US opposes compromise on uranium enrichment to Iran
Washington, Mar 07: The United States is opposed to any compromise that would allow Iran to have even a small uranium enrichment capability, sources said.
The Bush administration made it clear yesterday that it will not be a party to any compromise giving Iran a continuing capability to enrich uranium. It also expects a referral of the matter to the UN Security Council barring a sudden policy reversal by Tehran on its nuclear program.
''Allowing the Iranian regime to pursue enrichment on any capacity, on any scale, would basically allow it to master the kinds of technologies needed to make weapons-grade material, and that's clearly something that neither we, nor the international community nor anyone else, can accept,'' said Mr Thomas Casey, State Department acting spokesman.
Talk of such a compromise surfaced yesterday in Vienna as the IAEA convened to hear a report on the Iranian nuclear program from agency Director-General Mohamed ElBaradei, before the matter is sent to the Security Council under a February 4 IAEA decision.

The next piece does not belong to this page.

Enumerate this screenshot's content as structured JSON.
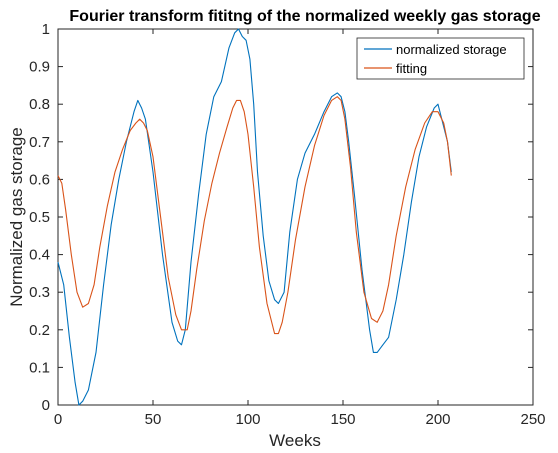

The IAEA chief said a deal to defuse the standoff over the Iranian programme was still possible, and reports said Iran might accept a long-term freeze on industrial scale enrichment, if it was allowed to carry-on small-scale enrichment for research under IAEA scrutiny.
However, the Bush administration, which contends that Iran's publicly stated so-called ''peaceful nuclear programme'' conceals a weapons project, says Iran cannot be trusted because of nearly two decades of nuclear deception.
Meanwhile, Under Secretary of State Nicholas Burns speaking at the Heritage Foundation, here said the message to Iran is that it has gone too far and crossed the red line laid down by the international community.
He said unless Iran does a dramatic about-face and suspends all nuclear activities that are of international concern, the 35-nation IAEA board will confirm its judgment of a month ago, and the matter will go to the Security Council.
The comments came even as US Secretary of State Condoleezza Rice prepared to meet with Russian Foreign Minister Sergei Lavrov, whose government has pursued nuclear negotiations with Tehran.
Moscow has proposed to enrich uranium for Iran on Russian soil to allow Tehran to continue what it says is a peaceful civilian nuclear programme.